As part of Friday's settlement, K12 and the CAVA schools agreed to several fixes designed to ensure teachers accurately record attendance and account for students' learning time. They also agreed to remedy a litany of other problems unearthed in the California Department of Justice's lengthy investigation. A few of them:

  • The California Virtual Academies will hire a third-party expert to review and recommend changes to the schools' special education policies. The schools must create a staff training program to "ensure effective understanding of legal requirements related to delivery of special education services."
  • The schools will correct several claims on CAVA websites and in advertisements and that the A.G. described as misleading. (They had said CAVA's public communications included inflated statistics about the growth in students' academic test scores, claims that parent satisfaction rates exceeded 94 percent when they were in fact lower; and false advertisements for class sizes ranging between 15 and 20 pupils, when in actuality, class sizes occasionally topped 30 students.)
  • CAVA schools will provide a $20 subsidy each month to each household to help pay for access to high-speed internet.
  • "To ensure an arms-length relationship between the not-for-profit CAVA schools and the for-profit education management company," each school will adopt conflicts of interest policies preventing K12 employees or their family members from holding seats on the boards of any individual California Virtual Academy. K12 officials will also remove themselves from check writing authority from CAVA schools' bank accounts.

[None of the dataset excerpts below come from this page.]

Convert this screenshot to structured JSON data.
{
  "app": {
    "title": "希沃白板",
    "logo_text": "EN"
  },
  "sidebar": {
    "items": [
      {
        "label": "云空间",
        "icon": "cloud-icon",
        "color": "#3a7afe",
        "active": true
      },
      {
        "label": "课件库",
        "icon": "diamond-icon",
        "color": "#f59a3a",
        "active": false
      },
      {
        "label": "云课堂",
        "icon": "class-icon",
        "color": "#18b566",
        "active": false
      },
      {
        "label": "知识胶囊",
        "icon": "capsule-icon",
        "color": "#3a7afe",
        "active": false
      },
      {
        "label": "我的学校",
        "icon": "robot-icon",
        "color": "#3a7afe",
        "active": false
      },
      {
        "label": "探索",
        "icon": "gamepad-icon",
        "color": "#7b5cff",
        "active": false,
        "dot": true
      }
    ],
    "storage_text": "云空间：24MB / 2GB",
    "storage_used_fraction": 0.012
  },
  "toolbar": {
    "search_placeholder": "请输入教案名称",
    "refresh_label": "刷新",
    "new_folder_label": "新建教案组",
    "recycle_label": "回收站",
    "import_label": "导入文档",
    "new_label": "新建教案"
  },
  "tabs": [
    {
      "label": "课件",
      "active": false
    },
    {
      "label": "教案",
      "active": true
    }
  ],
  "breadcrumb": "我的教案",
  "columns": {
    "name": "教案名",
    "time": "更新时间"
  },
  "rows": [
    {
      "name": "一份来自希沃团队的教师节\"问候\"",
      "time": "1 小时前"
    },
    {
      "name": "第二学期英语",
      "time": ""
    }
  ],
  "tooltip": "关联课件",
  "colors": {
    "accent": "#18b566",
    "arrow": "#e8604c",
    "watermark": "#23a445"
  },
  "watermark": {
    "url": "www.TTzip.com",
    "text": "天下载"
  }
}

Spurred on by an investigation into CAVA's practices by The San Jose Mercury News, California lawmakers are now considering whether to bar non-profit schools from contracting with for-profit firms to provide instructional services.

In a statement, a spokesperson for the California Charter Schools Association condemned what she termed "the predatory and dishonest practices employed by K12, Inc. to dupe parents using misleading marketing schemes, siphon taxpayer dollars with inflated student attendance data, and coerce CAVA School nonprofit employees into dubious contracting arrangements."

But K12 CEO Stuart Udell pushed back in a written statement of his own, pointing out the settlement did not include a statement of fault or wrongdoing from either the company or the individual schools.

"Opponents of K12 and skeptics of public online education have spent years making wild, attention-grabbing charges about us and our business,” Udell said. “The State of California used the full authority and investigative resources of the Office of the Attorney General to investigate these charges for over eight months. In the end, we demonstrated industry leading levels of service and compliance with regulations and benefits to families."

Of K12's $8.5 million total settlement payout, $6 million will reimburse the state for the costs of its investigation.

An audit by the California State Controller's Office into the CAVA schools, which state schools superintendent Tom Torlakson requested in late June based on similar concerns, will still continue. The settlement does not preclude further action based on new findings in that inquiry.